The unanticipated complexity of these initiation factors was augmented by the observed complexity of DNA elements and DNA-binding proteins that mediate gene- or cell-type-specific transcription by Pol II and led to the definition of activator and enhancer elements that coordinate expression of genes in distant locations within the genome via interactions with sequence-specific activator- or enhancer-binding factors. The subsequent identification of cofactors, such as Mediator, that bridge enhancer-bound regulatory factors and promoter-bound transcription factors, provided additional insights into gene- and cell-specific regulatory mechanisms that we now know contribute to three-dimensional genome architecture.

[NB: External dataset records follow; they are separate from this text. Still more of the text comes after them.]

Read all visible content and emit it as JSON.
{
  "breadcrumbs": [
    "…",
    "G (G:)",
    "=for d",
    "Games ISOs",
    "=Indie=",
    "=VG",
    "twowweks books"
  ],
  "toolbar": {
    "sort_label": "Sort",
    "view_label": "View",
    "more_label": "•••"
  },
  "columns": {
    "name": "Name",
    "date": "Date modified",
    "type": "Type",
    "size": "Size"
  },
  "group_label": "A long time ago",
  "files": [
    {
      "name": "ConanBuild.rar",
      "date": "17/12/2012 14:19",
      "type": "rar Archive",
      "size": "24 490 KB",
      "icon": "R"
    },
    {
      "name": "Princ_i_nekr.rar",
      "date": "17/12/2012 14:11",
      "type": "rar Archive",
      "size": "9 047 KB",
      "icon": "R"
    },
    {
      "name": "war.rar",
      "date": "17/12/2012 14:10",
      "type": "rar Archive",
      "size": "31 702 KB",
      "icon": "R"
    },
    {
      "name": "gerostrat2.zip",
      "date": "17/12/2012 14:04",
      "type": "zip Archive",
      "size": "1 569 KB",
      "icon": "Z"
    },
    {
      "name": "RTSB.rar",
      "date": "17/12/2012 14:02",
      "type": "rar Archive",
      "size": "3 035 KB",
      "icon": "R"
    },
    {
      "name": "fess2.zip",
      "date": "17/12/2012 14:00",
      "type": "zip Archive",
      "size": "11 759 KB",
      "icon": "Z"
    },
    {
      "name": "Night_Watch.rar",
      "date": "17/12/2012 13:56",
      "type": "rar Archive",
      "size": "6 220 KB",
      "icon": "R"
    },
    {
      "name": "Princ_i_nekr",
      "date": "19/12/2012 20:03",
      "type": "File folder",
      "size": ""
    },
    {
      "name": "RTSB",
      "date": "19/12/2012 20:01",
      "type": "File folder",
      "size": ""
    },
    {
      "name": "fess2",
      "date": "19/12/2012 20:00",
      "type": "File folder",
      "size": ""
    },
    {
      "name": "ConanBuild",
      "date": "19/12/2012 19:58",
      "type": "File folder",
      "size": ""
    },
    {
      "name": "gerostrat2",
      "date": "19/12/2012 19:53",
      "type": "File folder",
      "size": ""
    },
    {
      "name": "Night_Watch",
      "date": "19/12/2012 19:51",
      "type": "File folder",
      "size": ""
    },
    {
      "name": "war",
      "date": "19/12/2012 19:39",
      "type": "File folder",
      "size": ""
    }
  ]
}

As the central role of chromatin in gene expression is now well established, it is difficult to imagine a time when its functional significance was questioned. A Perspective by Jim Kadonaga (https://doi.org/10.1038/s41594-019-0278-y) relates the initial resistance of the transcription field, which at the time was focused on purified, reconstituted systems using naked DNA templates, to the potential benefits of assessing RNA polymerase activity on chromatin-assembled DNA substrates. Although this approach was seen as ‘throwing a wrench into the works’ of a biochemically defined system, it ultimately proved that chromatin was a spoke in the wheel of the transcription cycle. Transcriptional activators were shown to counteract repressive chromatin structures through chromatin remodeling activities that favor ‘open’ chromatin configurations at promoters, a novel function at the time, and ultimately paved the way to show how post-transcriptional modifications of histones permit or preclude transcriptional activity.

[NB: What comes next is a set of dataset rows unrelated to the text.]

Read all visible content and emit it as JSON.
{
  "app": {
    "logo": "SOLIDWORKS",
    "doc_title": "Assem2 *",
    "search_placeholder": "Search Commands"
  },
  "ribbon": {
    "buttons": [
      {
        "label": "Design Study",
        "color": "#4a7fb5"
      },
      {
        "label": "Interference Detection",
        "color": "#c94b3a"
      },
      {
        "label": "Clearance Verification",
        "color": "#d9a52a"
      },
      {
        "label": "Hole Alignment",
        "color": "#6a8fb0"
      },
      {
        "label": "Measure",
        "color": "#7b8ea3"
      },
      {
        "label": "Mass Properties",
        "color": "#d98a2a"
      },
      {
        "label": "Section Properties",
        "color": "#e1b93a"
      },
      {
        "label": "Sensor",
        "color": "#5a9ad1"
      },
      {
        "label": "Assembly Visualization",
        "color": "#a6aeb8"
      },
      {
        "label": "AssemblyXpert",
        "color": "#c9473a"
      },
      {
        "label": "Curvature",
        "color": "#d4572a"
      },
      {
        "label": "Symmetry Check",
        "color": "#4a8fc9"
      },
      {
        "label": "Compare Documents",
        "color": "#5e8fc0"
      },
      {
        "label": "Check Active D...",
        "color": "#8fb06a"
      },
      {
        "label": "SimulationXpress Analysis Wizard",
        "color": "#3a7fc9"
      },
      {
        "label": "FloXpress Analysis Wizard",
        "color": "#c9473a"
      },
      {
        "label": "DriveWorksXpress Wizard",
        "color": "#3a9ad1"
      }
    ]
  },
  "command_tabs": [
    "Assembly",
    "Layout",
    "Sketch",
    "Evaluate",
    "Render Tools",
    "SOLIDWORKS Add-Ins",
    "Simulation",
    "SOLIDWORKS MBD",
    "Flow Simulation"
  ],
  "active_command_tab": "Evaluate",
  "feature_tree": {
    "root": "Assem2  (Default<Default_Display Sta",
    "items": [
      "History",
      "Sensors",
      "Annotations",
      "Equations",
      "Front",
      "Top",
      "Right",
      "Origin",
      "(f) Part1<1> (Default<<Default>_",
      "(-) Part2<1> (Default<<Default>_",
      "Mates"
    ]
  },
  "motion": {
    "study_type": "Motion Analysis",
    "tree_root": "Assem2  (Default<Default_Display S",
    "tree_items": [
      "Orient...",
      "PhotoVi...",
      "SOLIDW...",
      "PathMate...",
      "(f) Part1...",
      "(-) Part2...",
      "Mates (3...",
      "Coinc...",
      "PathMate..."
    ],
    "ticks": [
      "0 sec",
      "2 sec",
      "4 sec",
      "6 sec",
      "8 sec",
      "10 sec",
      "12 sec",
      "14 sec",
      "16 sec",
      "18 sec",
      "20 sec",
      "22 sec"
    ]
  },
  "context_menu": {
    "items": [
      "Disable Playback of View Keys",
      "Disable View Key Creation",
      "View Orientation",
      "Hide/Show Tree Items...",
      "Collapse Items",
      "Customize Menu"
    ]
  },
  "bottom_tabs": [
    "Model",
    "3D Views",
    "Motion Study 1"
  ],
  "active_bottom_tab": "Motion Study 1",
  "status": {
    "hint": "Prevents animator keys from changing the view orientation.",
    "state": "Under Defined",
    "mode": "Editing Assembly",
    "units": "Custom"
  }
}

Transcription elongation is facilitated by factors that modify or remodel chromatin or that directly target the Pol II elongation complex to regulate its activity. A Perspective by Joan and Ron Conaway (https://doi.org/10.1038/s41594-019-0283-1) describes the biochemical identification and characterization of the latter class of accessory factors, including TFIIS, the first described elongation factor that reactivates arrested Pol II complexes on DNA templates. The subsequent discovery of Elongin and ELL—factors that suppress Pol II pausing at sites where it is prone to arrest—led to the identification of the ‘super elongation complex’ (SEC) that includes the p-TEFb kinase that phosphorylates the Pol II CTD. Several genes encoding SEC subunits are translocation partners for the methyltransferease MLL in leukemia, establishing a link between misregulated Pol II elongation and leukemogenesis.

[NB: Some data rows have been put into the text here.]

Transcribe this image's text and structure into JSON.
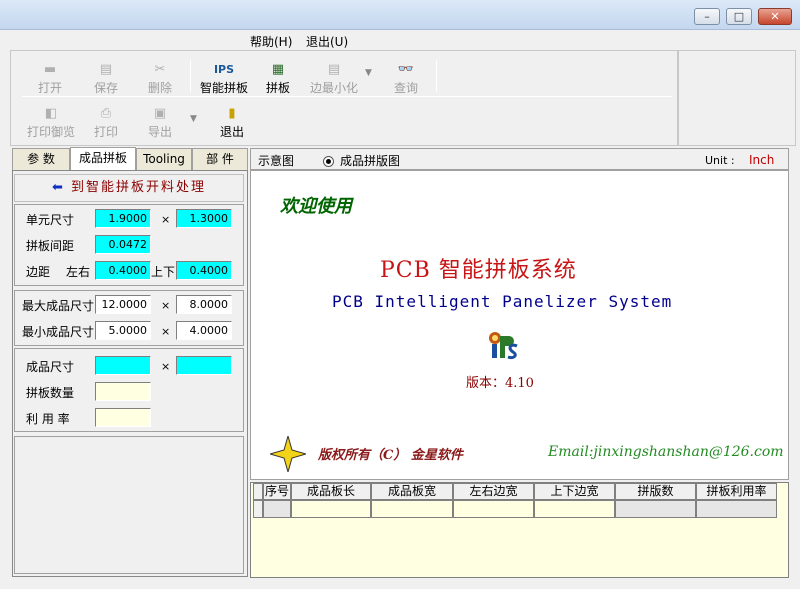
{
  "window": {
    "controls": [
      "–",
      "□",
      "✕"
    ]
  },
  "menu": {
    "items": [
      "帮助(H)",
      "退出(U)"
    ]
  },
  "toolbar": {
    "row1": [
      {
        "label": "打开",
        "icon": "open-folder-icon",
        "enabled": false
      },
      {
        "label": "保存",
        "icon": "save-disk-icon",
        "enabled": false
      },
      {
        "label": "删除",
        "icon": "delete-icon",
        "enabled": false
      },
      {
        "label": "智能拼板",
        "icon": "ips-logo-icon",
        "enabled": true
      },
      {
        "label": "拼板",
        "icon": "panel-grid-icon",
        "enabled": true
      },
      {
        "label": "边最小化",
        "icon": "minimize-edge-icon",
        "enabled": false
      },
      {
        "label": "查询",
        "icon": "binoculars-icon",
        "enabled": false
      }
    ],
    "row2": [
      {
        "label": "打印御览",
        "icon": "print-preview-icon",
        "enabled": false
      },
      {
        "label": "打印",
        "icon": "printer-icon",
        "enabled": false
      },
      {
        "label": "导出",
        "icon": "export-icon",
        "enabled": false
      },
      {
        "label": "退出",
        "icon": "exit-door-icon",
        "enabled": true
      }
    ]
  },
  "left_tabs": [
    "参 数",
    "成品拼板",
    "Tooling",
    "部 件"
  ],
  "left_panel": {
    "banner": "到智能拼板开料处理",
    "unit_size_label": "单元尺寸",
    "unit_w": "1.9000",
    "unit_h": "1.3000",
    "spacing_label": "拼板间距",
    "spacing": "0.0472",
    "margin_label": "边距",
    "lr_label": "左右",
    "lr": "0.4000",
    "ud_label": "上下",
    "ud": "0.4000",
    "max_label": "最大成品尺寸",
    "max_w": "12.0000",
    "max_h": "8.0000",
    "min_label": "最小成品尺寸",
    "min_w": "5.0000",
    "min_h": "4.0000",
    "product_label": "成品尺寸",
    "product_w": "",
    "product_h": "",
    "count_label": "拼板数量",
    "count": "",
    "util_label": "利 用 率",
    "util": "",
    "times": "×"
  },
  "right_panel": {
    "tab_schematic": "示意图",
    "tab_product": "成品拼版图",
    "unit_label": "Unit :",
    "unit_value": "Inch",
    "welcome": "欢迎使用",
    "title": "PCB 智能拼板系统",
    "subtitle": "PCB Intelligent Panelizer System",
    "version": "版本：4.10",
    "copyright": "版权所有（C） 金星软件",
    "email": "Email:jinxingshanshan@126.com"
  },
  "grid": {
    "columns": [
      "序号",
      "成品板长",
      "成品板宽",
      "左右边宽",
      "上下边宽",
      "拼版数",
      "拼板利用率"
    ]
  },
  "colors": {
    "accent_red": "#c81414",
    "title_blue": "#00008b",
    "welcome_green": "#006400",
    "field_cyan": "#00ffff"
  }
}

The foundational biochemical studies that defined key factors and cofactors that mediate eukaryotic transcriptional regulation have been augmented by technological advances that allowed their functions to be examined both at gene-specific loci and genome-wide within cells. A Perspective by John Lis (https://doi.org/10.1038/s41594-019-0288-9) traces the contributions of emerging technologies to elucidating transcriptional mechanisms by targeted disruption of factor activities, tracking transcription factor interactions, nucleosomal configuration and RNA polymerase activity at base-pair resolution and monitoring enhancer–promoter interactions on a genomic scale. Combined with current super-resolution microscopy and cryo-EM visualization of transcription intermediates, we anticipate that the molecular interactions underlying transcriptional regulation in vivo will continue to be illuminated.

We hope that each piece conveys the excitement of the contemporaneous discoveries and reinforces their contributions to our understanding of the mechanisms underlying RNA polymerase function and how coordinate or differential gene expression is achieved in eukaryotic cells.